José Enrique “Chelique” Sarabia (13 March 1940 – 16 February 2022) was a Venezuelan poet, musician, publicist, and television producer. He wrote more than 1000 songs registered at the Society of Authors and Composers of Venezuela (SACVEN), also has been one of the most successful Venezuelan musicians of the 20th century, recognized universally for being the author of “Ansiedad” (1958), which was recorded by Nat King Cole and later covered by Viktor Lazlo for her compilation album Sweet, Soft N' Lazy. In addition, he is the author of songs that comprise the Venezuelan cultural heap such as "Cuando no sé de ti" (When I Don't Know About You), "Chinita de Maracaibo", "No te muerdas los labios", "Piragüero", "Ayúdame", "Te Necesito", "Mi Propio Yo", and "En este País".

==Career==
Sarabia was born in La Asunción, Isla Margarita, Venezuela on 13 March 1940. In the 1960s, he became an independent musical producer, involving RCTV program Club Musical, where he discovered artists like José Luis Rodríguez, the sisters Rosa Virginia and María Teresa Chacín, "Los Impala", Las Aves Tronadoras, Henry Stephen and Cherry Navarro.

In 1971, he recorded an album of traditional and folkloric songs but giving them a modern touch, using specially developed equipment based on the principles of the Moog. Chelique employed traditional instruments like the cuatro and the bandola llanera, filtered these instruments through oscillators, playing with feedback, tape delay, synthesized frequencies, echoing sounds. The result was Revolución "Electrónica" en Música Venezolana.

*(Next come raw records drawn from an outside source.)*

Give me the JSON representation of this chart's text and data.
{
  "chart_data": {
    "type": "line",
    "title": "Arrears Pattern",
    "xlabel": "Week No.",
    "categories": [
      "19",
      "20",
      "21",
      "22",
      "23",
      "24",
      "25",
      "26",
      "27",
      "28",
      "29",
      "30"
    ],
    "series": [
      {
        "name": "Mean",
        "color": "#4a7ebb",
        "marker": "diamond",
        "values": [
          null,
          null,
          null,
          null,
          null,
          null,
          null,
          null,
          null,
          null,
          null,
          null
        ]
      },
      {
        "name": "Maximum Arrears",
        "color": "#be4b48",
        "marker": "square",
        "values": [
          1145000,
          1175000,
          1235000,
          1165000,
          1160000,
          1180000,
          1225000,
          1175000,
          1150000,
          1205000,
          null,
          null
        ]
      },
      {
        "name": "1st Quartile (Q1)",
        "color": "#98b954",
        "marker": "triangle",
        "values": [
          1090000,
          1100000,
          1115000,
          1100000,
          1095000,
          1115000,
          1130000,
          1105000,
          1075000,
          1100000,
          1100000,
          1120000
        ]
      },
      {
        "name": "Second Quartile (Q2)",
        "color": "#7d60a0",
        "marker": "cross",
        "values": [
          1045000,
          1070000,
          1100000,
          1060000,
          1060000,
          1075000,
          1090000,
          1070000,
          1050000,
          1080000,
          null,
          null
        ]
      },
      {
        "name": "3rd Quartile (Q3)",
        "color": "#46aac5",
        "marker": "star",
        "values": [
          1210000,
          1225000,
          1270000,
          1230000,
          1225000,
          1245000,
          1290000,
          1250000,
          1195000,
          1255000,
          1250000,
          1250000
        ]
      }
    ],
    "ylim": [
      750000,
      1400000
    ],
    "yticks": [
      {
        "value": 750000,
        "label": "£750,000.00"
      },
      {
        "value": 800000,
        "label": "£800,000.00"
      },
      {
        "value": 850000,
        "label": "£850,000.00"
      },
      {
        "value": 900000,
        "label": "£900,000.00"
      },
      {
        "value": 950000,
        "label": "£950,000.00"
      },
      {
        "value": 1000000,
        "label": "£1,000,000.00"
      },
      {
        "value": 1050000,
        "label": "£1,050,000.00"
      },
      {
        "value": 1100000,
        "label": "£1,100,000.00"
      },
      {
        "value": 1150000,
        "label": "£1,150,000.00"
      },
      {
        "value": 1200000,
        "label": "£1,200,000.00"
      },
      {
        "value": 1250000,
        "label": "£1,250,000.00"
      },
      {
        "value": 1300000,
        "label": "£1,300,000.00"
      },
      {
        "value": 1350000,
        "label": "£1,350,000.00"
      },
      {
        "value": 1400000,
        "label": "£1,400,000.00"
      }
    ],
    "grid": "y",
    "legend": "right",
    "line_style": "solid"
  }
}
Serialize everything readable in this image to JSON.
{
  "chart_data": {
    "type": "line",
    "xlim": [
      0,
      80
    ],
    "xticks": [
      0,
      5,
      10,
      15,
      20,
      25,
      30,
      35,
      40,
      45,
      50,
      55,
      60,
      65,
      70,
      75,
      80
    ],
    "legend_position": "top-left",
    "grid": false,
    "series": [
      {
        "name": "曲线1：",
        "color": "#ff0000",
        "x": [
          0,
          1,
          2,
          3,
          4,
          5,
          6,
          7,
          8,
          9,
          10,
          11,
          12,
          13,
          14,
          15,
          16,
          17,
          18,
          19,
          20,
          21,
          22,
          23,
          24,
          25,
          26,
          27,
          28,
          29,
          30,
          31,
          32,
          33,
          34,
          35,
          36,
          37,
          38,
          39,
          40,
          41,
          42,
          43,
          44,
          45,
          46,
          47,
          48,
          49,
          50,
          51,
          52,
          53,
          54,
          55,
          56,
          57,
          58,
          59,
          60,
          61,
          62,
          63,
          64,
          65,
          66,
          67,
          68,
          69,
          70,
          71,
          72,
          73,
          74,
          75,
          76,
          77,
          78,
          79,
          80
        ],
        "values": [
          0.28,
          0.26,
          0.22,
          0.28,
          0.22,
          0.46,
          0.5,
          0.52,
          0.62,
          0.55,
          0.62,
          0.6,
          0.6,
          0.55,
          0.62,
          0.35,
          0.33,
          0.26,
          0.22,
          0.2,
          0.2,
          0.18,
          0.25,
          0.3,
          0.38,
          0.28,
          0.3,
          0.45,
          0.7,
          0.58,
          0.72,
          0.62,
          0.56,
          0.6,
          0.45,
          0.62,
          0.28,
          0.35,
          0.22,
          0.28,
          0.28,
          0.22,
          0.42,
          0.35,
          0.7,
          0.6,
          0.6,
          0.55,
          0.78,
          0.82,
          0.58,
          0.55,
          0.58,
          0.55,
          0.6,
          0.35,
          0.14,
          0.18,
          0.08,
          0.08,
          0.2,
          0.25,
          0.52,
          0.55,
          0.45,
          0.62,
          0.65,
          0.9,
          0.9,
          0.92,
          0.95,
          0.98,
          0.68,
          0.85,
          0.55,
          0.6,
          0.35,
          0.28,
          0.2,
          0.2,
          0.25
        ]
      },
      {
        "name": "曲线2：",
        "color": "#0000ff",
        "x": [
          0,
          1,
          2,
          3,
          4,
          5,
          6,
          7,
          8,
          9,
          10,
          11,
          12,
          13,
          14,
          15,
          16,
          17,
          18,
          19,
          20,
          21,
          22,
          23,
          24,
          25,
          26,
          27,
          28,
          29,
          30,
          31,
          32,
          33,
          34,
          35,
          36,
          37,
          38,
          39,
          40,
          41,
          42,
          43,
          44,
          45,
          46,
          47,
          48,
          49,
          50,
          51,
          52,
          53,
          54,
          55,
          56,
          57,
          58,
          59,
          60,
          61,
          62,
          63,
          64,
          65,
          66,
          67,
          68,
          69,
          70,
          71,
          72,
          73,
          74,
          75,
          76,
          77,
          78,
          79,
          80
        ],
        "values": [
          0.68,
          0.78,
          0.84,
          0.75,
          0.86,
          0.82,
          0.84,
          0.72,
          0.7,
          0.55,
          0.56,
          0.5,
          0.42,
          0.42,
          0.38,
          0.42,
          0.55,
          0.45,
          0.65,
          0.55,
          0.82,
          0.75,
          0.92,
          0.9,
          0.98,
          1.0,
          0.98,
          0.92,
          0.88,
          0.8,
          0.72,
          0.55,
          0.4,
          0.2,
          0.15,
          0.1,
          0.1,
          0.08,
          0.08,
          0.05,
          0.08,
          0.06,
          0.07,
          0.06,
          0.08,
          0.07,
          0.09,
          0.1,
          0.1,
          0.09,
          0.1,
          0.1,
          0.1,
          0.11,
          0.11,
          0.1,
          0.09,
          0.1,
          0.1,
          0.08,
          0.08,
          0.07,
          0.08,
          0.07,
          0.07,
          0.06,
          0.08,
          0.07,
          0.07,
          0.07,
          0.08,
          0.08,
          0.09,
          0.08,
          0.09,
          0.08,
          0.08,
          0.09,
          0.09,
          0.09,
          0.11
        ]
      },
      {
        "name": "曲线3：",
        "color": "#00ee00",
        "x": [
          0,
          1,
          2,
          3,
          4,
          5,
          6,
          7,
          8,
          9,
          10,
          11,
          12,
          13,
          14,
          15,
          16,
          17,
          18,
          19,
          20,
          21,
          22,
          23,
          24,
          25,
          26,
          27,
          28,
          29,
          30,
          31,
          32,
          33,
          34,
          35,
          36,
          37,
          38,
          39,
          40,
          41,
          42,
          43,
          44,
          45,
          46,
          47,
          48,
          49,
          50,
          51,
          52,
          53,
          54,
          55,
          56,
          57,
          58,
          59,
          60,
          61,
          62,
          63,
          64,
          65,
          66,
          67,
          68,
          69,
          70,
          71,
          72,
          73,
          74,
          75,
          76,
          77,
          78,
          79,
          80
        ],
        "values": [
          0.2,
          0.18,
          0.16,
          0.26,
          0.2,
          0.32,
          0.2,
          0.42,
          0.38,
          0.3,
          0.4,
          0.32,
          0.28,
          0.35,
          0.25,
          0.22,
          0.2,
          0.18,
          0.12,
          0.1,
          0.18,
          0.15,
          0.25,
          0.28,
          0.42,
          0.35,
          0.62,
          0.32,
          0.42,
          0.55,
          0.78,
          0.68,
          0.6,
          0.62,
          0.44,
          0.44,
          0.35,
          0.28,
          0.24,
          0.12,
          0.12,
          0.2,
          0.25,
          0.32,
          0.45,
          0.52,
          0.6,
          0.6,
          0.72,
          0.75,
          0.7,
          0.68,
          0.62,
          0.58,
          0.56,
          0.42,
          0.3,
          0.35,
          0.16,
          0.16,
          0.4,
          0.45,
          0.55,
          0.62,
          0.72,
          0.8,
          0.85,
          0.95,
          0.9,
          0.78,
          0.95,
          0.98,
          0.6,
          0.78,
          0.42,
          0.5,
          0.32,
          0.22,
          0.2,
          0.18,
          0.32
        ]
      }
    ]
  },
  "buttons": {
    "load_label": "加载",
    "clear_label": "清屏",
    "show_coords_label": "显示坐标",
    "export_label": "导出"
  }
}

Originally, the album was sponsored by the Shell Company in Venezuela, given away to customers, employees, and friends of the company as a Christmas gift in 1973. It was titled 4 Fases del Cuatro - Música Venezolana desarrollada Electrónicamente por Chelique Sarabia (4 Phases of Four - Venezuelan Music Electronically Developed by Chelique Sarabia). Once the exclusivity period with the petrol company was over, Chelique did a commercial release, this time under the name of Revolución "Electrónica" en Música Venezolana (Electronic Revolution in Venezuelan Music). Thanks to this, Chelique and his team were considered electronic music pioneers in Latin America.

In 1973, he composed the song "El caminante", which became the anthem for the presidential campaign of Carlos Andrés Pérez and Acción Democrática. He died on 16 February 2022, at the age of 81.